I first met Helen Tworkov, Tricycle’s founder, in 1994. I was working at a business magazine, and an old friend and Tricycle contributing editor called to let me know that Helen was looking to replace the magazine’s managing editor, who would be moving to the UK. My knowledge of Buddhism was scant, however, and although I’d read several books on the topic, I hadn’t engaged in the practice. Intrigued by the opportunity, I showed up for an interview at Helen’s Chelsea loft, which doubled as the magazine’s offices in its early years. Within a few minutes I realized I was overdressed and out of my depth—and a bit put off by the cramped quarters and the puppy nibbling at my shoes. I also discovered that I knew even less about Buddhism than I’d imagined, and Helen and the magazine’s publisher, Lorraine Kisly, no doubt agreed: I didn’t hear back, and neither did they.

It wasn’t until two years later, in 1996, that Helen and Lorraine hired me. I would be the associate publisher, and train under Lorraine. I showed up on my first day more casually dressed if a bit frozen, having navigated shoulder-high snowdrifts in the aftermath of one of New York City’s “great blizzards.” The offices were now in a loft in a desolate neighborhood just above Canal Street, with a single corner office that Helen occupied. I sat on the opposite end of the loft, overlooking a dead-end street that hosted impromptu police drills. A bit disoriented, I wondered whether I’d made the career mistake my dad thought I had.
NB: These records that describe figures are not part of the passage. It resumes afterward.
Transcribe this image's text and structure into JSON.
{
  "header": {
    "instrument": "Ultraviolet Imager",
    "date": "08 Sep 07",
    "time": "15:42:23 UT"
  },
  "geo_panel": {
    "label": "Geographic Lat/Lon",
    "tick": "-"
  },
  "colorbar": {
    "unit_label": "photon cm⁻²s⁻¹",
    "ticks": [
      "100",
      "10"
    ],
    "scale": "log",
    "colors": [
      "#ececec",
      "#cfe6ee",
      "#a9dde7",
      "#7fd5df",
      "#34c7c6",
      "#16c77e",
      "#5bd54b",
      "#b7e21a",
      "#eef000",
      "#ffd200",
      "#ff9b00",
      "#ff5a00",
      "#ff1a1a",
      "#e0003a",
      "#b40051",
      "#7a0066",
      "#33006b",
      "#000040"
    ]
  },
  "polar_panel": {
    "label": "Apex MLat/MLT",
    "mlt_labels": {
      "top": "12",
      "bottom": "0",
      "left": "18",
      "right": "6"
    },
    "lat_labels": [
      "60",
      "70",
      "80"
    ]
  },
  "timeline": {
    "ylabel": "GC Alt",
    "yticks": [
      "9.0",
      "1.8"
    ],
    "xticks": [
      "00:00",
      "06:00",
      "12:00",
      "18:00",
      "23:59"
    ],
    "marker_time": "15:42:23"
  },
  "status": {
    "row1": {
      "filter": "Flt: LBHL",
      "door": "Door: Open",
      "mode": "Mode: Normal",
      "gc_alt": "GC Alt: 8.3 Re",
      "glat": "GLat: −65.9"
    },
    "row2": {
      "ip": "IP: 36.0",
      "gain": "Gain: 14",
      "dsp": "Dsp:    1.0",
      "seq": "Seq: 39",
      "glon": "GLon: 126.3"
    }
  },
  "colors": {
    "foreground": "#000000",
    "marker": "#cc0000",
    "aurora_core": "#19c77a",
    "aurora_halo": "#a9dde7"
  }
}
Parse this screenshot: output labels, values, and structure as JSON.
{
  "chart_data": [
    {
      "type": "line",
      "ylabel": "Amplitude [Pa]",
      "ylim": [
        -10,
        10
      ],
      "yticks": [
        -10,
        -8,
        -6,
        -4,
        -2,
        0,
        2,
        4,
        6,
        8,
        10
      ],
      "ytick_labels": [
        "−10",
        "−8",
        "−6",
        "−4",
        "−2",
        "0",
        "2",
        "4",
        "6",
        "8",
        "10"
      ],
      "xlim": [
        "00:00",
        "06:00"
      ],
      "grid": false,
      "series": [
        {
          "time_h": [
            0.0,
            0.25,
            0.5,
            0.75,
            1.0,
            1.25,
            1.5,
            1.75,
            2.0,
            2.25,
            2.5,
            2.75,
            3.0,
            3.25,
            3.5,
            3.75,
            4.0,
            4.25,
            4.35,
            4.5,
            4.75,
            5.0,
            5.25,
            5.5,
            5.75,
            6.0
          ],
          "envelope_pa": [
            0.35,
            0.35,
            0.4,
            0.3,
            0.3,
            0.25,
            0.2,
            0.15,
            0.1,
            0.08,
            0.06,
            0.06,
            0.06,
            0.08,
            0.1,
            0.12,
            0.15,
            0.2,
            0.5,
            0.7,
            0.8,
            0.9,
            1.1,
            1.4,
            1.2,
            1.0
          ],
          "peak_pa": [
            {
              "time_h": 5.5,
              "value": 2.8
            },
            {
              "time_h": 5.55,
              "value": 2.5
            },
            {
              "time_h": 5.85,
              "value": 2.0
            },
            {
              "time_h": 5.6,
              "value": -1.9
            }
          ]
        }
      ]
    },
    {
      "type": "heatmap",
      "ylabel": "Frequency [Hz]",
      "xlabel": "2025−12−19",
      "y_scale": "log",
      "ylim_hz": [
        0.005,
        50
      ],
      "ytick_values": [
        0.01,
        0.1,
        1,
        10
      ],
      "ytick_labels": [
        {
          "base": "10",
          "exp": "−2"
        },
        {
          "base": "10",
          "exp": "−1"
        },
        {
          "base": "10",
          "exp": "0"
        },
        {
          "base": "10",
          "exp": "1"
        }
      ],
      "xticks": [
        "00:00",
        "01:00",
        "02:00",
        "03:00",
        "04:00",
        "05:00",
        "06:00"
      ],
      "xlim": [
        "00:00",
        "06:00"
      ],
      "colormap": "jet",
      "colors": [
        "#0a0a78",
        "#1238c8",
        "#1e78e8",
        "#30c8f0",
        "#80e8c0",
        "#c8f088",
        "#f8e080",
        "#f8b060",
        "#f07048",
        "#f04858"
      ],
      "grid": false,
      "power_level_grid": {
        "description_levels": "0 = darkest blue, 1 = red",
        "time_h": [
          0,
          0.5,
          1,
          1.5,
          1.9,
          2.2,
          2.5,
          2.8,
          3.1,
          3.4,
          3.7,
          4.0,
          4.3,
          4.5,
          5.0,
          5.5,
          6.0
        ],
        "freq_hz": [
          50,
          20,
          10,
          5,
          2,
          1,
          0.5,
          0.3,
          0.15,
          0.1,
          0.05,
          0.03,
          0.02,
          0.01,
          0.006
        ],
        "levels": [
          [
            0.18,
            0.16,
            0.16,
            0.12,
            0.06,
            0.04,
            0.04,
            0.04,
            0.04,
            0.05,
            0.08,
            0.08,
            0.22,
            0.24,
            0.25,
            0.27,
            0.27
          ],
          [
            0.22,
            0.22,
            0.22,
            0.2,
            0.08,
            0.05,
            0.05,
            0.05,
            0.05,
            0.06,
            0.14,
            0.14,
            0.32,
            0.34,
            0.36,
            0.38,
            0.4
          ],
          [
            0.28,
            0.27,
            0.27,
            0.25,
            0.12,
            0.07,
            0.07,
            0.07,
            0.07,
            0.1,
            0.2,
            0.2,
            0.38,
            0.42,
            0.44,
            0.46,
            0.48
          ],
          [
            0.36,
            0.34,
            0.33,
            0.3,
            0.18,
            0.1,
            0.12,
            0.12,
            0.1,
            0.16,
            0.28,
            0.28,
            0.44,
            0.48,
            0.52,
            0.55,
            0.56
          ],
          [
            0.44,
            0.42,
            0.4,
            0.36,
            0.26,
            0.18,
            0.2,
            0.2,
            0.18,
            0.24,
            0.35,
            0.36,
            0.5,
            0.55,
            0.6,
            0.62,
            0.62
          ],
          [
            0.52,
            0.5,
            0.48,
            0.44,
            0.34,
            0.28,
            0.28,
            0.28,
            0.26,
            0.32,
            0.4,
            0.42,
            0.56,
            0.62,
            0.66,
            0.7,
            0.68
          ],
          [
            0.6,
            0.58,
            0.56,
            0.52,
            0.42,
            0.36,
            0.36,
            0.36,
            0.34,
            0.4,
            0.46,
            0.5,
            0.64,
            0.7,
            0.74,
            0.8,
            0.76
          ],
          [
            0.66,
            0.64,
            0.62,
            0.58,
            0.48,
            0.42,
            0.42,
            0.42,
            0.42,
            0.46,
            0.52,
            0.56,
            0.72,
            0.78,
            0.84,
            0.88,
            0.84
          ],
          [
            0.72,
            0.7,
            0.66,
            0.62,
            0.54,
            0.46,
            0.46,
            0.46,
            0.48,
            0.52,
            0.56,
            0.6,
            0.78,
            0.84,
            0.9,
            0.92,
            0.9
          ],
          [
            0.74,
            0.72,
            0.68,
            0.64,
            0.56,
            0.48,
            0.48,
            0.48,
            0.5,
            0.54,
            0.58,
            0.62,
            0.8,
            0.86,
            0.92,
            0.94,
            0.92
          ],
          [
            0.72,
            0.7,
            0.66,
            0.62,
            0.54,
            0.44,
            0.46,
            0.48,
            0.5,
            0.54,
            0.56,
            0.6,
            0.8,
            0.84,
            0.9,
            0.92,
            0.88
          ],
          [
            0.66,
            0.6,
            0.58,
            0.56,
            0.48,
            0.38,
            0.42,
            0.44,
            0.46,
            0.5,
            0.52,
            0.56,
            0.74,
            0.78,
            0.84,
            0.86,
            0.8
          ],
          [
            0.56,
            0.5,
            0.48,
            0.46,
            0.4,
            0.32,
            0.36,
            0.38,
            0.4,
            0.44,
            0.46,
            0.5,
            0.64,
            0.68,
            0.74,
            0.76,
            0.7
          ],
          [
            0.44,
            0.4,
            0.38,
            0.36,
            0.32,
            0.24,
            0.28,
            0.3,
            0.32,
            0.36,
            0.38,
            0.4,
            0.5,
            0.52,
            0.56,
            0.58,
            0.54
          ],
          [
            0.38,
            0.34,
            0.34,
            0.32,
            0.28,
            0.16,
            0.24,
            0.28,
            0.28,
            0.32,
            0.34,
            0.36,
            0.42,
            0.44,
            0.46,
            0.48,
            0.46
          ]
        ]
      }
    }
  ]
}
I no longer wonder: In my first months, Helen encouraged me to take advantage of the one week of paid retreat that Tricycle offered (and still does). I shopped around a bit before deciding on a retreat that Joseph Goldstein and Sharon Salzberg were leading at the Insight Meditation Society, the center they’d cofounded with Jack Kornfield twenty years before. It would be an understatement to say that my life changed. I might not have thought so at the time, but the decades of practice that followed have been a gift for which I owe Helen and my teachers a great debt of gratitude. And when Helen offered me her editorial seat five years later, in 2001, the idea that I might work with others to share that same gift was a welcome if somewhat daunting challenge, yet one I accepted with equal gratitude.


In March of this year, I sat across from Helen to record a podcast episode of Tricycle Talks. It struck me that I was now sitting in the seat Helen had held three decades earlier, when I first met her, only this time, I was interviewing her. Her memoir, Lotus Girl, was about to be published, and my mind wandered to the challenges she’d faced in bringing about the unlikely success of a nonprofit Buddhist magazine. Until then, not surprisingly, men dominated the discourse despite the fact that early convert sanghas were equally populated by women. Helen’s leadership represented a sometimes unwelcome change: The very qualities—perhaps best summed up by chutzpah—that allowed her to succeed were the same ones that led some—mostly men—to label her “a difficult woman.” I asked Helen about this one recent evening over dinner, and she answered with her characteristic blunt candor: “To tell the truth, I wish I’d been much more difficult much earlier.”

Lotus Girl tells the story of Tricycle’s founding, but that is only a chapter. The book also tells the remarkable story of a woman whose own life mirrors the life of a generation of seekers who encountered the dharma with wide-eyed expectation and, at times, sobering disappointment. To me, though, it is also the story of a woman who gave me that invaluable gift, the gift of the dharma.